In FY01, the return on investments fell 2.7 percent, causing a $500 million decrease from the endowment’s peak of $19.2 billion, which it hit in 2000.
“We may not be out of the woods, but the endowment has weathered the two-year storm in fine shape,” he wrote in the annual report.
Although the endowment has decreased over the past two years, its payout has increased in recent years, with endowment spending rising annually in the last decade. In FY97, pay-outs added up to only $328 million compared to last year’s total of more than twice that amount.
The University typically tries to pay out about 4 percent of the endowment annually, although the final percentage typically is about 3.5 percent.

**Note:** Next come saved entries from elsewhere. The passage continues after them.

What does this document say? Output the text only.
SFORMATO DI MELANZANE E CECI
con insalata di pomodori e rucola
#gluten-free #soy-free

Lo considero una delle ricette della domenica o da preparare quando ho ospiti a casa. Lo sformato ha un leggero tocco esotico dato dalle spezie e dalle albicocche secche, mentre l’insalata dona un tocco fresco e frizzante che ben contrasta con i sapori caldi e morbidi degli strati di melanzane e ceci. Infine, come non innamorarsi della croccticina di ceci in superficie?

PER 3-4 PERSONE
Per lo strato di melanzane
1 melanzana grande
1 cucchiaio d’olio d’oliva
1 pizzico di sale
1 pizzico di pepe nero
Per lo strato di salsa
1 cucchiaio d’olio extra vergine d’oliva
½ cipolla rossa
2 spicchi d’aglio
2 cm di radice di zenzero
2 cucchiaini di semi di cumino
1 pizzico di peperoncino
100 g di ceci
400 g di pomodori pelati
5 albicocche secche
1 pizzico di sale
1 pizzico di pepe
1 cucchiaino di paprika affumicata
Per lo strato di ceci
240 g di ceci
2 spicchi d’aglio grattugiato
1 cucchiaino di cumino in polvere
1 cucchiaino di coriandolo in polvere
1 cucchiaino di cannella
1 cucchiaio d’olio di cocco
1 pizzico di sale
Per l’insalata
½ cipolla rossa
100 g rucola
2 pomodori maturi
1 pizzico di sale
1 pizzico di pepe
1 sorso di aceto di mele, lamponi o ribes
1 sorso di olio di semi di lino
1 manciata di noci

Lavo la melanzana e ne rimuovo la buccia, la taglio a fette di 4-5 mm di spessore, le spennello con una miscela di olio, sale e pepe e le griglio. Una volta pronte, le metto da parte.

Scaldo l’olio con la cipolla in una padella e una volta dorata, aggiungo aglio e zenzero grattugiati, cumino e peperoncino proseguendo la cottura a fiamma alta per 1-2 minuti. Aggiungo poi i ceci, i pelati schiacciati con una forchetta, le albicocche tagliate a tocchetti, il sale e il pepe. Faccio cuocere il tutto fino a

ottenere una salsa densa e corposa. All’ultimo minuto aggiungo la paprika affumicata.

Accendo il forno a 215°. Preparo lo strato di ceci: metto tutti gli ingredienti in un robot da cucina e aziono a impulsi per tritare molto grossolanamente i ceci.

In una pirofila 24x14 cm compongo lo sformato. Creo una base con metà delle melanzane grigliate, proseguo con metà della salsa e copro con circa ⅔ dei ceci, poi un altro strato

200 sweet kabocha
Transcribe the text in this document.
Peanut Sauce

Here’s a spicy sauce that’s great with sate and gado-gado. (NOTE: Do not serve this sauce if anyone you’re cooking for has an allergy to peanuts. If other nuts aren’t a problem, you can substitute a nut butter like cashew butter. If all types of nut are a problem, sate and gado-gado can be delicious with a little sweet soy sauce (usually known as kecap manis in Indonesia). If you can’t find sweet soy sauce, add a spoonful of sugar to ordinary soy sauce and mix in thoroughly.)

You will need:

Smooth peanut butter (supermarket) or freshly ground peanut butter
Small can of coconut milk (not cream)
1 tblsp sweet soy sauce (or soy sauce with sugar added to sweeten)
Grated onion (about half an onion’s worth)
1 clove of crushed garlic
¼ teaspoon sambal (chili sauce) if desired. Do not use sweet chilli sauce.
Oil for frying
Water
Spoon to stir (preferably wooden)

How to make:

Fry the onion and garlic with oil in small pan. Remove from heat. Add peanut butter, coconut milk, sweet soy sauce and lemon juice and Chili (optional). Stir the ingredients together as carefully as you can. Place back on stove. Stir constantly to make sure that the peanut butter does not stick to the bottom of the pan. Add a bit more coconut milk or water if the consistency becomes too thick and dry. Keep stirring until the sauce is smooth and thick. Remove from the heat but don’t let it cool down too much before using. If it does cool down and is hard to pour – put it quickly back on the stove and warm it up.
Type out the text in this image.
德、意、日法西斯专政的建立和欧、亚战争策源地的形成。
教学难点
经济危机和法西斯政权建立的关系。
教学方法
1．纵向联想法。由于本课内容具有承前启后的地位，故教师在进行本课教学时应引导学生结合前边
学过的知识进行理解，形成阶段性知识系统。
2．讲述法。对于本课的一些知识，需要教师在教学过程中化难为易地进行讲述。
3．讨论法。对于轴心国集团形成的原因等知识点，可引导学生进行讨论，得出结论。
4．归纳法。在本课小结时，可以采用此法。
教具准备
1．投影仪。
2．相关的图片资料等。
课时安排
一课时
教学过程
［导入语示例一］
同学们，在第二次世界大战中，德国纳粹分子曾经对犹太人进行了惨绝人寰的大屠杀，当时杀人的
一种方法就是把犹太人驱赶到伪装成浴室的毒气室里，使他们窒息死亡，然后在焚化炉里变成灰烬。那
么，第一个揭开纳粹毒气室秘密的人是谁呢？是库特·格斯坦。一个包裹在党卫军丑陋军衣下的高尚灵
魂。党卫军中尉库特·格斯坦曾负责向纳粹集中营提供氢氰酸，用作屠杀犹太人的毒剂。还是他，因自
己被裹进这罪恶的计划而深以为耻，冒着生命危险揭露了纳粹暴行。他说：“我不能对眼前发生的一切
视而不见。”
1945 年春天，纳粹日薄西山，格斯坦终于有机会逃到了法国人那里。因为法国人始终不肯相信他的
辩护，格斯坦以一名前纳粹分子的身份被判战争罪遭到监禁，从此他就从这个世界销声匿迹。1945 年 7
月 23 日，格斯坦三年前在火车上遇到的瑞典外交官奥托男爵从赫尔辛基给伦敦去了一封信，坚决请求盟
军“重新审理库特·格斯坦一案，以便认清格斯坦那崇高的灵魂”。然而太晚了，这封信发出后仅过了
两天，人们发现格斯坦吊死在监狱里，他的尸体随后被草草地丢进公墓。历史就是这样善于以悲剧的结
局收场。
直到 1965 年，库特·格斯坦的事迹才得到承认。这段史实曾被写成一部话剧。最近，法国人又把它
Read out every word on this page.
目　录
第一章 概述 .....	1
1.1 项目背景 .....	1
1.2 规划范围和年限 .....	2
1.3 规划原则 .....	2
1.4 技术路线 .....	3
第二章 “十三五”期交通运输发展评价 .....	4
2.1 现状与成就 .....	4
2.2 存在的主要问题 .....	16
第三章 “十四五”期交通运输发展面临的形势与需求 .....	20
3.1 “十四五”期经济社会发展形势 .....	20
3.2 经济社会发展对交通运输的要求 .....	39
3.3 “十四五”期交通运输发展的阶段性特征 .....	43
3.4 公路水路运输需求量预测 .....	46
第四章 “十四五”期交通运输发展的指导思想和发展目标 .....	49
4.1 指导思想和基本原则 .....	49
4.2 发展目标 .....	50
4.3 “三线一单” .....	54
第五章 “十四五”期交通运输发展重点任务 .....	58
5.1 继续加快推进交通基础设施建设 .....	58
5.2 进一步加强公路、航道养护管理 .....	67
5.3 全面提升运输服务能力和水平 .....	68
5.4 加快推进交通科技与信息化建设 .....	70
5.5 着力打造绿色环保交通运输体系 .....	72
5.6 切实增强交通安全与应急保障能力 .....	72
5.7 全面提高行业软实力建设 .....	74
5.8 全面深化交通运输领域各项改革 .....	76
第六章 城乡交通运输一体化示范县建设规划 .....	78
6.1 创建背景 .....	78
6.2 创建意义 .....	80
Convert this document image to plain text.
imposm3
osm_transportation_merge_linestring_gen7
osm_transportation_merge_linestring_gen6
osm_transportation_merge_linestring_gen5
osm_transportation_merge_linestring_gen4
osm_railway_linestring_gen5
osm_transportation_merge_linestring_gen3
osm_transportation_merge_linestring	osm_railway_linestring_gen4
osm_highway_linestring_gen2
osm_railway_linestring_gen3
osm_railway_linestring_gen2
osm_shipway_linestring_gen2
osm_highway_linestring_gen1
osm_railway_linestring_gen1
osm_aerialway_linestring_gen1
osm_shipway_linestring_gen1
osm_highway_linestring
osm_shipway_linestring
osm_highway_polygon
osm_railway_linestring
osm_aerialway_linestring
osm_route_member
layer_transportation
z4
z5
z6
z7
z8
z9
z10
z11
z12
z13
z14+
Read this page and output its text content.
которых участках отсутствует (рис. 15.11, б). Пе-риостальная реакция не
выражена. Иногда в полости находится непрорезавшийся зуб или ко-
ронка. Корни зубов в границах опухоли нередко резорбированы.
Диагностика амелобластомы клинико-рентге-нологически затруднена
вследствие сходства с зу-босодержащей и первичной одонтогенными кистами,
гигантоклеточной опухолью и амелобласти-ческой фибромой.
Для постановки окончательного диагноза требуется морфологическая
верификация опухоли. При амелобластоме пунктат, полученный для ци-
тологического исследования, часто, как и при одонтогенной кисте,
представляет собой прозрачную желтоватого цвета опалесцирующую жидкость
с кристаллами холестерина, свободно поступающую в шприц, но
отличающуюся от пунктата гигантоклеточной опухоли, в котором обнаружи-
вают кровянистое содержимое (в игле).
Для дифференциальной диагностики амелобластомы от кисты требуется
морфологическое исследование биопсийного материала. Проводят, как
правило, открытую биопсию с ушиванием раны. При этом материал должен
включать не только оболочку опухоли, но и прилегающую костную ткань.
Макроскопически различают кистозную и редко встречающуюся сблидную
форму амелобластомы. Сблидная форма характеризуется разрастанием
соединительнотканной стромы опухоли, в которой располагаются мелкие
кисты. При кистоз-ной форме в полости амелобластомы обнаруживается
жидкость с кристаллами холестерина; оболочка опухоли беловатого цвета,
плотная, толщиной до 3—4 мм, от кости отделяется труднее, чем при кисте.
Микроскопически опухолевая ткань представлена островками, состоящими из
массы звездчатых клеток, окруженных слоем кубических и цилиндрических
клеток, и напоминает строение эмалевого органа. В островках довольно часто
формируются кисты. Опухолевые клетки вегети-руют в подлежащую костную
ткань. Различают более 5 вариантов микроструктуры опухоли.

University Treasurer D. Ronald Daniel could not be reached for comment yesterday.
The Returns
The figures that HMC released yesterday indicate that the endowment performed relatively well in a rough economic environment that has characterized recent years.
Meyer wrote in the annual report that Harvard’s ten-year performance has surpassed its peers and outperformed the market averages, or benchmarks, that HMC uses to judge the endowment’s performance.
“If Harvard had earned median returns over the past ten years (which is what one would expect from a large, diversified fund), Harvard would have $8 billion less than it actually has now,” he wrote.
Over the past two years, Harvard endowment returns have dropped 3.2 percent, while the S&P 500 has fallen 32 percent and the NASDAQ has declined 63 percent over the same time period.
In fact, in most asset classes during FY02, Harvard met or outperformed its benchmarks.
Emerging markets investments—which include Brazil, Mexico, Taiwan and China—increased 7.5 percent against a benchmark of 1.9 percent.
Investments in foreign bonds also performed well, returning 32.4 percent against a 15.6 percent benchmark, along with absolute returns, which increased 10.2 percent against a 4 percent benchmark decline.
Real estate was the only area in which Harvard performed lower than its benchmark, with a one percent decline against a benchmark increase of 4.8 percent.
Meyer said that the endowment will likely improve its real estate performance next year.
“In the June quarter of the fiscal year, we took harsh write downs on our own assets, and we expect assets in the benchmark to be written down in the next year,” Meyer said. “We don’t think the benchmark reflects the current market conditions, so I won’t be surprised if we catch up over the next year.”
The endowment’s performance relative to benchmarks—not its absolute returns—determines compensation of HMC investors.
With HMC investments returns dropping only 0.5 percent relative to benchmarks of a 4.5 percent drop, Meyer said it “makes a lot of sense” for HMC managers to receive bonuses in the down market.
The salaries of HMC’s top investors will be released later this fall.
Harvard, which also has the country’s largest endowment, is typically one of the first institutions to release its annual returns. Yale, whose endowment outperformed Harvard’s in FY01 rising to $10.7 billion, should release its FY02 figures in the next couple of weeks, according to the Yale News Office.